Thanks for this elaboration Rahul. I think in any effective social arrangement there would have to be scope for utilising human enterprise and ingenuity, fuelled by the individual profit motive. But this can be fuelled as much by an altruistic motive. Individual motives and societal goals have to be harmonised. Private capital accumulation by itself need'nt be a bad thing, if the capitalist has societal concerns. He thus becomes a social entrepreneur.

Yes, I would agree that the world needs to be composed of small communities, if sustainability is to be achieved. But how is that going to happen starting from today's megalopolises?
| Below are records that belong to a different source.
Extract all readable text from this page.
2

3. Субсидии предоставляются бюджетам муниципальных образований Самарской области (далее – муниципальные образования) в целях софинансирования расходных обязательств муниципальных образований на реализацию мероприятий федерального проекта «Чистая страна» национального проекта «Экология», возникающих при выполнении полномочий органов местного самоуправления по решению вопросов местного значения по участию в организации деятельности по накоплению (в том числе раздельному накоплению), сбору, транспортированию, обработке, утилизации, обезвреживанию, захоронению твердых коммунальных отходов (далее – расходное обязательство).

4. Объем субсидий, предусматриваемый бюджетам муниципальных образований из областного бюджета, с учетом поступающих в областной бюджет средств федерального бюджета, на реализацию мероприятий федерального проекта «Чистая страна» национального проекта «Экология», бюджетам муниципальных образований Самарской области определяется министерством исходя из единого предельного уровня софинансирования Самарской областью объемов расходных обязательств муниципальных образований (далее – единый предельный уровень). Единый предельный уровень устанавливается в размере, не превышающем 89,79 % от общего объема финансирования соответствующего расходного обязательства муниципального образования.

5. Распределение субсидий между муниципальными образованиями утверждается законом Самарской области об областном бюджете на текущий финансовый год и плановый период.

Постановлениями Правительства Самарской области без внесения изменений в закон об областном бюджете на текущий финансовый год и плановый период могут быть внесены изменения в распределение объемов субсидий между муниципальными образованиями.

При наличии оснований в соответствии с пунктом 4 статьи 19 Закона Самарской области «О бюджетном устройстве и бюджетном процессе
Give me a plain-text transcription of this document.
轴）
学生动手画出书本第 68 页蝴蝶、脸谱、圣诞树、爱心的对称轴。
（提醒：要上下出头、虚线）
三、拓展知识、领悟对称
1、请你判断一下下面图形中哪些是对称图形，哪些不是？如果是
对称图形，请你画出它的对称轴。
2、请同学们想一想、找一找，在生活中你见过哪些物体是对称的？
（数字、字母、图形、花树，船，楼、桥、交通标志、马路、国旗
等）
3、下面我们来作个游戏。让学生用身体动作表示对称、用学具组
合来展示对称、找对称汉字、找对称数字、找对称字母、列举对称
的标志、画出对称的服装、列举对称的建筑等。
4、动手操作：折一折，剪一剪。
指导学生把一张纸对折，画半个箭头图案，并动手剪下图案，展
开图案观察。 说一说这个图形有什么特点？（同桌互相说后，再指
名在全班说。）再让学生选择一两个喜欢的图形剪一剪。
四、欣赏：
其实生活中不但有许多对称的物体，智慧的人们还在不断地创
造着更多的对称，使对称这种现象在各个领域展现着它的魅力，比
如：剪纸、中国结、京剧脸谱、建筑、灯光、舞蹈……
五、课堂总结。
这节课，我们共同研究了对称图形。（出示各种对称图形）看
Only after their destruction?! Living in Calcutta, and having recetly travelled to Delhi, Madras, Bombay, Bangalore - cities are ugly, polluted, frightening, toxic in every way. The city is the root of all problems - is how I feel now! As soon as possible - I would like to be very far from cities. But what of all the humble city-dwellers who have no choice but to remain there and suffer and struggle?

Anarchist - I'm increasingly feeling that way. Perhaps only anarchists can help to re-engineer things towards some humanity and sanity!